While the world’s attention remains focused on the terror threat posed by ISIS, the jihadist threat in Africa continues to grow. This week, two female suicide bombers in Nigeria killed 56 refugees in a camp for those fleeing from Boko Haram. Similarly, two suicide bombers in neighboring Cameroon – with suspected affiliation to Boko Haram – killed ten and wounded dozens in a northern village. US Brigadier General Donald Buldoc, head of Special Operations Command Africa, notes that jihadist groups in North Africa are growing more effective through increased collaboration and intergroup communication. While the human security threats posed by such groups are clear, a recent report from Kenya reminds us that the threat of terrorism doesn’t help business interests on the continent either. Somali analysts suggest that highly contextualized, local interventions are required for African governments to push back against encroachments from African terrorist organizations such as Al-Shabab. Such interventions appear much-needed in Libya, where the influence of ISIS grows unabated in the face of fractured politics.

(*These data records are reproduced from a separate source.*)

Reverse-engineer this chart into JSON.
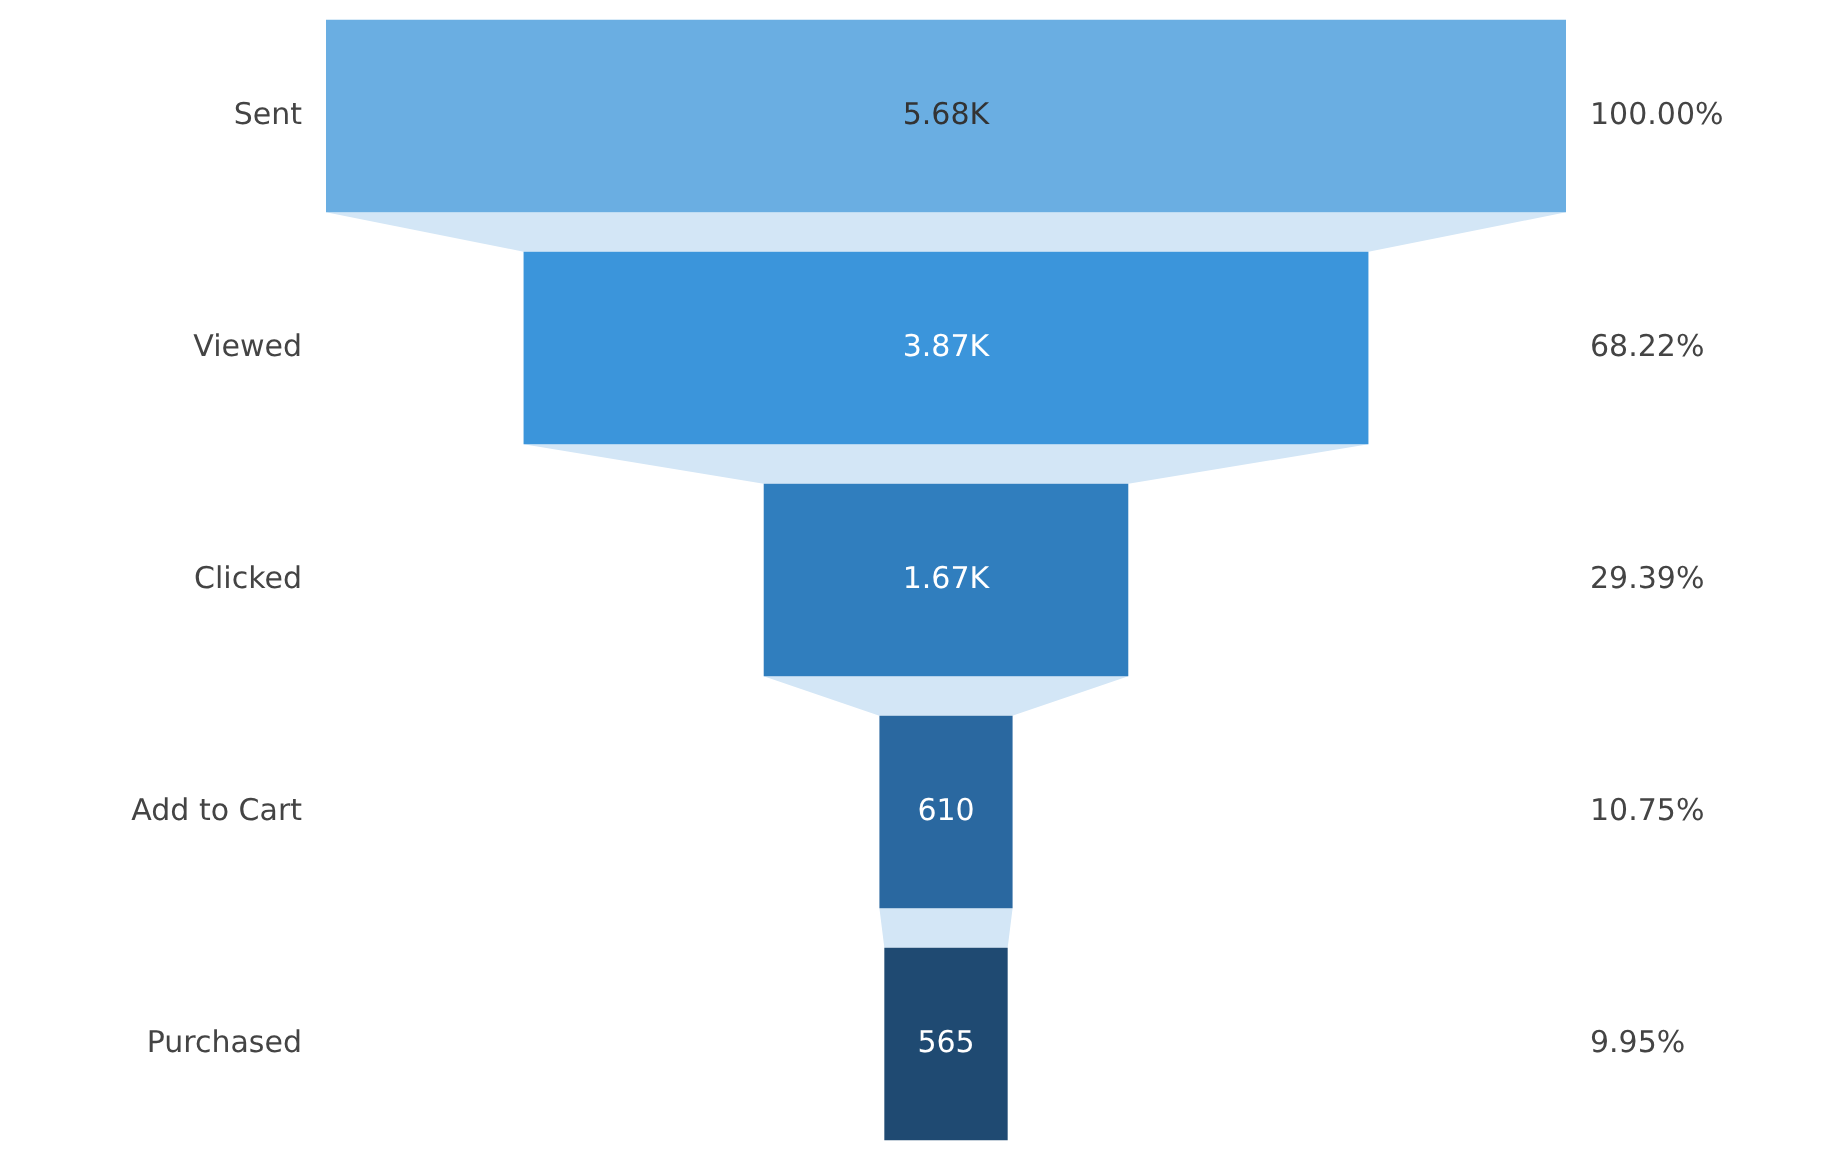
{
  "chart_data": {
    "type": "other",
    "categories": [
      "Sent",
      "Viewed",
      "Clicked",
      "Add to Cart",
      "Purchased"
    ],
    "values": [
      5680,
      3870,
      1670,
      610,
      565
    ],
    "value_labels": [
      "5.68K",
      "3.87K",
      "1.67K",
      "610",
      "565"
    ],
    "colors": [
      "#6aaee2",
      "#3b95db",
      "#307ebe",
      "#2a68a0",
      "#1f4a72"
    ],
    "annotations": [
      "100.00%",
      "68.22%",
      "29.39%",
      "10.75%",
      "9.95%"
    ]
  }
}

Upcoming elections are garnering headlines across Africa as well. While Uganda’s Yoweri Museveni prepares to extend his 30-year rule in elections on February 18, Human Rights Watch looks back on two decades of human rights violations in relation to the country’s electoral process. In nearby Central African Republic, this Sunday’s presidential run-off appears too close to call. Meanwhile, Chadian President Idriss Deby has declared he will run for a fifth term in April while promising to reinstitute term limits if elected. Fearing that President Kabila will not leave office as his term expires later this year, opposition leaders and civil society groups in the DRC are appealing to non-violent resistance in efforts to force the leader’s hand.

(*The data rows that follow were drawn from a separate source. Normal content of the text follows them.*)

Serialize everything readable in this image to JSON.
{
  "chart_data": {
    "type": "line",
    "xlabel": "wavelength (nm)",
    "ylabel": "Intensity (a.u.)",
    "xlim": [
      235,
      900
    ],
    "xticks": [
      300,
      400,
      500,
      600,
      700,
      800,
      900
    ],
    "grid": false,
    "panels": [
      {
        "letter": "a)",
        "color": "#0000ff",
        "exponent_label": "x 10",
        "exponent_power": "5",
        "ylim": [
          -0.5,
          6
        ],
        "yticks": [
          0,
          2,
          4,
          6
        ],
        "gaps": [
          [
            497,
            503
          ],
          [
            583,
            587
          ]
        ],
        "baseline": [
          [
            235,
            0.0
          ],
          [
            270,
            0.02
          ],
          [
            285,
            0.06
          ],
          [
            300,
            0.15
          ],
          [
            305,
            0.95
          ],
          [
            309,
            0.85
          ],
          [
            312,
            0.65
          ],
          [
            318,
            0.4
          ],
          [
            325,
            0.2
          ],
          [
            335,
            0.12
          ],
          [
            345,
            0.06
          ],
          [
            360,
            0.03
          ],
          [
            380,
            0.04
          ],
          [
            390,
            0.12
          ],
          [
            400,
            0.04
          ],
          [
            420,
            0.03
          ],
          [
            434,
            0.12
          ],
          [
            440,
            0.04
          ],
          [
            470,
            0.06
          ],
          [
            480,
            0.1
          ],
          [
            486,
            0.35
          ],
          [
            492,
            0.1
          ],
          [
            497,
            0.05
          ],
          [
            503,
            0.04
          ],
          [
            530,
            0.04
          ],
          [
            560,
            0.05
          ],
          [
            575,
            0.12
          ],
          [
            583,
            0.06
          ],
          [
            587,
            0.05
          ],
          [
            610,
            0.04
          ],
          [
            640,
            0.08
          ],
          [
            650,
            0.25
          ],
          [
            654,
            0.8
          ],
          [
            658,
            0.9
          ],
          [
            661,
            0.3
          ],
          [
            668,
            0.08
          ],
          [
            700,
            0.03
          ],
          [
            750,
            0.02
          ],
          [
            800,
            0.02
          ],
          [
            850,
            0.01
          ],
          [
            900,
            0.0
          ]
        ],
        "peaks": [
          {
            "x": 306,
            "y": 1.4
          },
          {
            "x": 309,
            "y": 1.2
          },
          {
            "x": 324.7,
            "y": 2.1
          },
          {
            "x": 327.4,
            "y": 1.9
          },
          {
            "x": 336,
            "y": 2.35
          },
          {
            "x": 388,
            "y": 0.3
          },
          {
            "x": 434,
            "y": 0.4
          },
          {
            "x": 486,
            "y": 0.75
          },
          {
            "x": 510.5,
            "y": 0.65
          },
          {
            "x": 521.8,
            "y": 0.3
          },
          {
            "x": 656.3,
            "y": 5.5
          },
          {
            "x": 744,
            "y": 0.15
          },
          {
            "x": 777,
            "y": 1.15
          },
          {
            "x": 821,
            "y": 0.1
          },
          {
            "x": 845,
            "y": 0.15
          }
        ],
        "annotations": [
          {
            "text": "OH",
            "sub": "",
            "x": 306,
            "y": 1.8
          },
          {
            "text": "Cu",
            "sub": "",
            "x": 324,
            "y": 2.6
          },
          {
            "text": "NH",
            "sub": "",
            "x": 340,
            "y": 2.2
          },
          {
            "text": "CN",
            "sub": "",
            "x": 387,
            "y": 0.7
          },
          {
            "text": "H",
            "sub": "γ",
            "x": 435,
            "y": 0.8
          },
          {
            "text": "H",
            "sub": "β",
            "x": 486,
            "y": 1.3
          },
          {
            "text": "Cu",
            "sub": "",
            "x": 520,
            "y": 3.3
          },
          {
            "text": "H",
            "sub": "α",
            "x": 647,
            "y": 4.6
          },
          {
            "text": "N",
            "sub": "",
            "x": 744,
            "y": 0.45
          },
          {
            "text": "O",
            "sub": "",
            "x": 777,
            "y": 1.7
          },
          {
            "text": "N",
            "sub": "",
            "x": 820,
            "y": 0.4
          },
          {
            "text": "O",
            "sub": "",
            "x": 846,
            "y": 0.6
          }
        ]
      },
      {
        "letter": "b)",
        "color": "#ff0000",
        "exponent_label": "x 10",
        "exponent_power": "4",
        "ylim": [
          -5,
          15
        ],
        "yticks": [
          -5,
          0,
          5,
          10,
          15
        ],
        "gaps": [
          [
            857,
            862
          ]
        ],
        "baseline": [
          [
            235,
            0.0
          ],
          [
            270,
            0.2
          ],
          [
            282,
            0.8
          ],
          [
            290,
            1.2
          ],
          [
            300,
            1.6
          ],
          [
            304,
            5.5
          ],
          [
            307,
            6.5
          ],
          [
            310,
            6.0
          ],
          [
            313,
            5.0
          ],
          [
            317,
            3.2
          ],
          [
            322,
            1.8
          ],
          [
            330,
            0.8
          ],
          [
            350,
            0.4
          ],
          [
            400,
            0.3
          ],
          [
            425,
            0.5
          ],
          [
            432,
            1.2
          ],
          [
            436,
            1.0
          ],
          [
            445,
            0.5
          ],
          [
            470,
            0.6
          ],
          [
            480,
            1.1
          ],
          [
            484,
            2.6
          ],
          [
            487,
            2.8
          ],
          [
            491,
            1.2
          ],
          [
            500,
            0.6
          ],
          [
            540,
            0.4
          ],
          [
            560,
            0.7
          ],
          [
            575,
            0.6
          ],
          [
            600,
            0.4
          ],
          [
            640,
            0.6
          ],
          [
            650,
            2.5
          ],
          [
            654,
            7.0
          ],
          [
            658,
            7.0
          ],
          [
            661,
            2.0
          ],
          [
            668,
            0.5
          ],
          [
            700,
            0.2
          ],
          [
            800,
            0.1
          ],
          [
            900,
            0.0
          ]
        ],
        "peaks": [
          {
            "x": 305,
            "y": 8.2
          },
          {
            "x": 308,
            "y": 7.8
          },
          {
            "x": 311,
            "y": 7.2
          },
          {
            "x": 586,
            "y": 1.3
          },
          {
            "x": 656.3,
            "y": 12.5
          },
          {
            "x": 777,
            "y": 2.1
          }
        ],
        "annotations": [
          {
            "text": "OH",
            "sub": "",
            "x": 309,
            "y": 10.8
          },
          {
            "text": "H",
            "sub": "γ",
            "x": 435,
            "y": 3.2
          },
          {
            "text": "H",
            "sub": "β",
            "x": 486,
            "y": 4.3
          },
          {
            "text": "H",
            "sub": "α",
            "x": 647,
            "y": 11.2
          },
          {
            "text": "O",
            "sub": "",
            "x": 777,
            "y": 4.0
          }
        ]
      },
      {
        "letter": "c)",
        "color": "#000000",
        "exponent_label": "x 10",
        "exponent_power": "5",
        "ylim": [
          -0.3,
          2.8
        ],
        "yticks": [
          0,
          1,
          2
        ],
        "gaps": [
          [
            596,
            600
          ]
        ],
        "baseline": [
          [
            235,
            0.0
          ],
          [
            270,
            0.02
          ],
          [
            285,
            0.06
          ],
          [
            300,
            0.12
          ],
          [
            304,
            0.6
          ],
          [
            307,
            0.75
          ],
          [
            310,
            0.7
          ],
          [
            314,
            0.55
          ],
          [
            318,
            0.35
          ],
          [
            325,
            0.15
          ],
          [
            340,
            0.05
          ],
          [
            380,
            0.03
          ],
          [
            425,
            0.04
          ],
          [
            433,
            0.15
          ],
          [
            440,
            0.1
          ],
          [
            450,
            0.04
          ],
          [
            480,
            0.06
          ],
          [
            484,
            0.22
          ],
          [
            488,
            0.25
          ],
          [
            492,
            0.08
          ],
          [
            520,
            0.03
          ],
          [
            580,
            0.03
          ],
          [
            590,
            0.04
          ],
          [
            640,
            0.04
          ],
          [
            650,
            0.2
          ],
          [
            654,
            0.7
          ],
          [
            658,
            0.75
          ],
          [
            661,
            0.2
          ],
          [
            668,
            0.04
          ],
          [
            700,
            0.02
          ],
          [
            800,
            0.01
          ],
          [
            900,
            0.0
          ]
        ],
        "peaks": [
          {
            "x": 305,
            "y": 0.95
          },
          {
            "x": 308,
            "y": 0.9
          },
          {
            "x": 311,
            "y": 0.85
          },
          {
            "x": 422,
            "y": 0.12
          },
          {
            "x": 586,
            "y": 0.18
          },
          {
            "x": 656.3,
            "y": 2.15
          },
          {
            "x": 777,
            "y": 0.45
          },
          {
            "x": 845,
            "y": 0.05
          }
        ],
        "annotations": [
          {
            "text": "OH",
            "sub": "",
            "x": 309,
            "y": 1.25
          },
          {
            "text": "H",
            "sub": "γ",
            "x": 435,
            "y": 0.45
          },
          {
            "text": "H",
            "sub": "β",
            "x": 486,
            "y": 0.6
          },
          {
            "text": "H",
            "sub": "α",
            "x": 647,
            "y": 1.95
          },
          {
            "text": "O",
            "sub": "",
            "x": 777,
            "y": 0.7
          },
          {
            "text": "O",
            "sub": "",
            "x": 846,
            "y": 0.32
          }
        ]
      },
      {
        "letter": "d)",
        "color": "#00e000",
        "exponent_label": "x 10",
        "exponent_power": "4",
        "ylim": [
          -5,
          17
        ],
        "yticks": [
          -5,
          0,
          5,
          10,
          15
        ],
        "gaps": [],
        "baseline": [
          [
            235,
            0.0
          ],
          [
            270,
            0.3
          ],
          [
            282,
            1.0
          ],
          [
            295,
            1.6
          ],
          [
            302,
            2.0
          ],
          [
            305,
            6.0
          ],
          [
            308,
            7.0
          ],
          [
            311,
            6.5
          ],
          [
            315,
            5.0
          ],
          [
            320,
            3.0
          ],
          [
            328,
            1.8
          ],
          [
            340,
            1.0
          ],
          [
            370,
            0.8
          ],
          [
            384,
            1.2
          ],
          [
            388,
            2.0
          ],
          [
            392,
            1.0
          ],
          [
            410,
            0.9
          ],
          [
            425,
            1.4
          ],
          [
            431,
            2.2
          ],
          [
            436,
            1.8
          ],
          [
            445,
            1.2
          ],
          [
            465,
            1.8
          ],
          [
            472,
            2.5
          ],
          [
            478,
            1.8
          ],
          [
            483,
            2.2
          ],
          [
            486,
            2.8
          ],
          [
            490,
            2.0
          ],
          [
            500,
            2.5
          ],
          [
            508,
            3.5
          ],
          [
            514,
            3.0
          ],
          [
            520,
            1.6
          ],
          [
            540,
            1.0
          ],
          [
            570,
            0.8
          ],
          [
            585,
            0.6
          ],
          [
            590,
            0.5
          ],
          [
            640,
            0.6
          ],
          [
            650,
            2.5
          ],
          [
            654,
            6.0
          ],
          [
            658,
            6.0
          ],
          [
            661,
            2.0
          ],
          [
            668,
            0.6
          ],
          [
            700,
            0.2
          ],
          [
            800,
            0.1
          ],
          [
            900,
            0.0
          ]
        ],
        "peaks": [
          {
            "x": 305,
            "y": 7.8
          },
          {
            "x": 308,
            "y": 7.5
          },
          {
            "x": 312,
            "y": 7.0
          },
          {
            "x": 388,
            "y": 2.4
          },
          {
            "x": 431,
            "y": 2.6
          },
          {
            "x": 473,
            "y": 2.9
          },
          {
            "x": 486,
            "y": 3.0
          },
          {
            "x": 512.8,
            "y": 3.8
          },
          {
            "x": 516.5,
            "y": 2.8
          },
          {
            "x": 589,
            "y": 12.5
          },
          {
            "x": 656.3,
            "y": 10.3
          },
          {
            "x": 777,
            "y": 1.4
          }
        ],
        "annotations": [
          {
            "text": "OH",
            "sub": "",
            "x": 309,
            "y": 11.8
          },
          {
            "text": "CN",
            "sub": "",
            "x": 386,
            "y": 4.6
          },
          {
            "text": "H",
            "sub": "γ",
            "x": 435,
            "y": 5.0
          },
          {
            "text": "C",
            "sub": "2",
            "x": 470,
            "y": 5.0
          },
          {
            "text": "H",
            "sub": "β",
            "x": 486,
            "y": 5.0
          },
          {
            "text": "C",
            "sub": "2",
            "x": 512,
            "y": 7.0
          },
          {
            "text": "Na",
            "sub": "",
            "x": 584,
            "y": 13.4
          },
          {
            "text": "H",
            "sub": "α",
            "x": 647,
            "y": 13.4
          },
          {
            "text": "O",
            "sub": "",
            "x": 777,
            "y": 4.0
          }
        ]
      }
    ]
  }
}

Is peace possible in Yemen? This piece highlights the fact that, either way, no-one seems to care. Despite this perceived indifference, Western leaders would do well to not forget the current conflict. In the last two weeks alone, Al Qaeda in the Arabian Peninsula (AQAP) has taken control of five new towns. Greater still, the humanitarian crisis cannot be overstated.

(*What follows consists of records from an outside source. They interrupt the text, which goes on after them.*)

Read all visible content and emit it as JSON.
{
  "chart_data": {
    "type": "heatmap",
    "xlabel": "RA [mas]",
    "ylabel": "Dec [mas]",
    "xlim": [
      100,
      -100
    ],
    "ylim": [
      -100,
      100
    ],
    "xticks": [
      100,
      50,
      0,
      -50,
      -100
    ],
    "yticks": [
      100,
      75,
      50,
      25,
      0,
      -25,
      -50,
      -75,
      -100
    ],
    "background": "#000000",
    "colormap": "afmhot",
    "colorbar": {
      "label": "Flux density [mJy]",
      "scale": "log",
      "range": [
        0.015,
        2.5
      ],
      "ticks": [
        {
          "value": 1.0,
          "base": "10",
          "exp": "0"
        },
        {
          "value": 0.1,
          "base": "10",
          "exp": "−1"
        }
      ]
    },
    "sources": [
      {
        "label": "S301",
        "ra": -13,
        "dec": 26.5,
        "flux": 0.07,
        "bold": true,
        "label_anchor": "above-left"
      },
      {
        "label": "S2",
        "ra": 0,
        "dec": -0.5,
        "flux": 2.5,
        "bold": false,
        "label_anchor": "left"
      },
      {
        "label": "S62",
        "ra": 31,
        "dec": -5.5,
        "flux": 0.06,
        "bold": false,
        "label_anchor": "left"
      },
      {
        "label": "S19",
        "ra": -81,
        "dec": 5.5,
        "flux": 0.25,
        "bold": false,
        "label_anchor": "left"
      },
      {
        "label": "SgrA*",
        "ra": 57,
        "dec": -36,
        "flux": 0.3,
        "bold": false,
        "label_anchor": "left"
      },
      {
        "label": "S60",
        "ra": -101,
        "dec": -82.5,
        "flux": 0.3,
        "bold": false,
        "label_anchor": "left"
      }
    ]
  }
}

Pope Francis has been busy this week. A historic meeting in Havana with Patriarch Kirill of the Russian Orthodox Church could have geopolitical undertones. Meanwhile, the Pope’s visit to Mexico highlights both progress and struggles experienced in the country, with 10,000 police officers deployed for the historic event. Many hope the visit will directly confront many social ills faced in the country, encouraging both the Mexican government and Church to be more responsive.